The proposed approach is computationally efficient as it focuses on analyzing opcode instruction sequences, enabling the extraction of statistically relevant features that abstract malware behavior from functions. Additionally, we validated the viability of this approach to detect and classify malware variants using statistical methods, confirming its effectiveness in practical applications.

Significantly, unlike related works that categorize opcodes based on different versions of the architecture, we propose a generic approach across various architectures, which is practical and reduces computational overhead. The comprehensive dataset created for this study includes function metadata alongside IR opcode sequences and entropy features, providing a solid foundation for systematic ELF binary analysis.

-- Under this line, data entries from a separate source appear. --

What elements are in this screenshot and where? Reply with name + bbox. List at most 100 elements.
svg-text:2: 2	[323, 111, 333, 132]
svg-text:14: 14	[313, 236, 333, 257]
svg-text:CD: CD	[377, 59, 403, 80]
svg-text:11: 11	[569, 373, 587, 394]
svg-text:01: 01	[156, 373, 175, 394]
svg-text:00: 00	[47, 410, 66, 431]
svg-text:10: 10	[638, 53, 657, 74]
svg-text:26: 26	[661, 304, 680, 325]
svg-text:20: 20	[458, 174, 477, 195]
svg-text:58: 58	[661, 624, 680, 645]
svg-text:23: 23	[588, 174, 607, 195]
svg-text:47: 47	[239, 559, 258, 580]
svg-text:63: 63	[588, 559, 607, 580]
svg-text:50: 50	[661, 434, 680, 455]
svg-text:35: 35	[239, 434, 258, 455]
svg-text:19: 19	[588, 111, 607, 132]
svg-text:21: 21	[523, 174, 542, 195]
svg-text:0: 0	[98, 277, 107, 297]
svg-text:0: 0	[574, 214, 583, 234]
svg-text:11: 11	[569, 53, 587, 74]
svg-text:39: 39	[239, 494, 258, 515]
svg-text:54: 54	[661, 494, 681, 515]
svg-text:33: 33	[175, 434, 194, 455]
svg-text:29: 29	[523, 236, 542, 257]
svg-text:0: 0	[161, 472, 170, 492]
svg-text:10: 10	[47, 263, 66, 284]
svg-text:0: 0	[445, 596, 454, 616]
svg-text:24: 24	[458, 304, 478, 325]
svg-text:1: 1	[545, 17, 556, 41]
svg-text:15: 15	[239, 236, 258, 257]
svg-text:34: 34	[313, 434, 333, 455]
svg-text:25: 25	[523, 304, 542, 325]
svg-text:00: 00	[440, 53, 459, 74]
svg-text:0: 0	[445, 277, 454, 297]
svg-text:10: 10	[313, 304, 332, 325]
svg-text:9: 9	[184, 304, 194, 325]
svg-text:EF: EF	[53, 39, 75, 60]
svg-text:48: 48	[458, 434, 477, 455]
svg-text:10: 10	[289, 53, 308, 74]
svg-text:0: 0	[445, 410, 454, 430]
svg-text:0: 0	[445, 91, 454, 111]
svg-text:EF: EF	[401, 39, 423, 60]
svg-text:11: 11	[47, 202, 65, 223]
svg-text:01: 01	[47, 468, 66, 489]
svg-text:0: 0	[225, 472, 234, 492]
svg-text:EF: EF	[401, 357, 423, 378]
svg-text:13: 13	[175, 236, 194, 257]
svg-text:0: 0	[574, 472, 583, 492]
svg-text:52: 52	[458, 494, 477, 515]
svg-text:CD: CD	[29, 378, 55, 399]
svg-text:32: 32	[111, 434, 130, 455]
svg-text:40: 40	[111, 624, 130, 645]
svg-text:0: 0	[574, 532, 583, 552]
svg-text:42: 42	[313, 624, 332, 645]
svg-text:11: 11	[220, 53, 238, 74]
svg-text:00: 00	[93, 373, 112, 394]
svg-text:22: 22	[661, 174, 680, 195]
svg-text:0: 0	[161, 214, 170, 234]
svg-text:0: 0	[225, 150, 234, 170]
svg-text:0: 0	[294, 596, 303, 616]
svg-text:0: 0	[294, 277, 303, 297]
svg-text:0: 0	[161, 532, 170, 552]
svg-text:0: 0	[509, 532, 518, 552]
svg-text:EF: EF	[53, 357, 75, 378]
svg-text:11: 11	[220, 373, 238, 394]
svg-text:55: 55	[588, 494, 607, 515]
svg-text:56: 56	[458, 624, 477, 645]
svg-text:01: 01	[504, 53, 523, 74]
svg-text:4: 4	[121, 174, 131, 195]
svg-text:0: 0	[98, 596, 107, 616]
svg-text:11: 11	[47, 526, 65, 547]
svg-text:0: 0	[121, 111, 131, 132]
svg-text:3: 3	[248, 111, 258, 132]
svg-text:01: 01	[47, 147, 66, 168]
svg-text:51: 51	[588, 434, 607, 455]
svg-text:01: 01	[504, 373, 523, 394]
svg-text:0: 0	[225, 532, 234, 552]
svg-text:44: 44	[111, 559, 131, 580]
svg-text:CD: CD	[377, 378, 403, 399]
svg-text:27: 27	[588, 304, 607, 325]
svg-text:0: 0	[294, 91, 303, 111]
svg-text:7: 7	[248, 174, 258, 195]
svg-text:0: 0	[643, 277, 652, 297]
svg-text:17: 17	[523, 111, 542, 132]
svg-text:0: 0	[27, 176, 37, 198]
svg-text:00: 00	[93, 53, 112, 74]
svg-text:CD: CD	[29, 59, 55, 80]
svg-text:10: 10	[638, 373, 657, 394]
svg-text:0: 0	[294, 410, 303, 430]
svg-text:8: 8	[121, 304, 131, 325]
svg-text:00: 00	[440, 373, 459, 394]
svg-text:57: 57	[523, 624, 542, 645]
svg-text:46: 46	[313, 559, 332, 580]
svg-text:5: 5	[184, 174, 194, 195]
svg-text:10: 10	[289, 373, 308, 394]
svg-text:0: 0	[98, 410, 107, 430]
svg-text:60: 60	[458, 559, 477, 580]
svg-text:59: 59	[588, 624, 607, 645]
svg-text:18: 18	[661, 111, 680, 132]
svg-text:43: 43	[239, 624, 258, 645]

In conclusion, the methodologies and findings from this study provide a foundation for future detection systems that are efficient and capable of adapting to the evolving landscape of IoT malware.

7. Future Works

A limitation of the architecture-agnostic binary lifting approach is its effectiveness in handling proprietary architectures that have unique instruction sets and behaviors. These may not be supported by ESIL or other Intermediate Representation (IR) frameworks, which may result in incomplete or inaccurate results. To address this, it is essential to closely examine the IR from binary lifting to see if the assembly instructions are accurately represented and choose the right toolset for the architecture. However, these are edge cases, as most malware strive to maximize impact by supporting major architectures. Future studies can incorporate dynamic analysis to either complement or compare with the static analysis method and features used in this study, explore deep learning techniques for enhanced feature extraction, and test the models’ efficacy across a broader range of IoT device architectures. Given that our approach is architecture-agnostic, we plan to apply this methodology to a diverse dataset of malware ELF binaries from various architectures. This study demonstrates that our computational and statistical approach provides a scalable and effective solution for addressing current and future challenges in IoT security.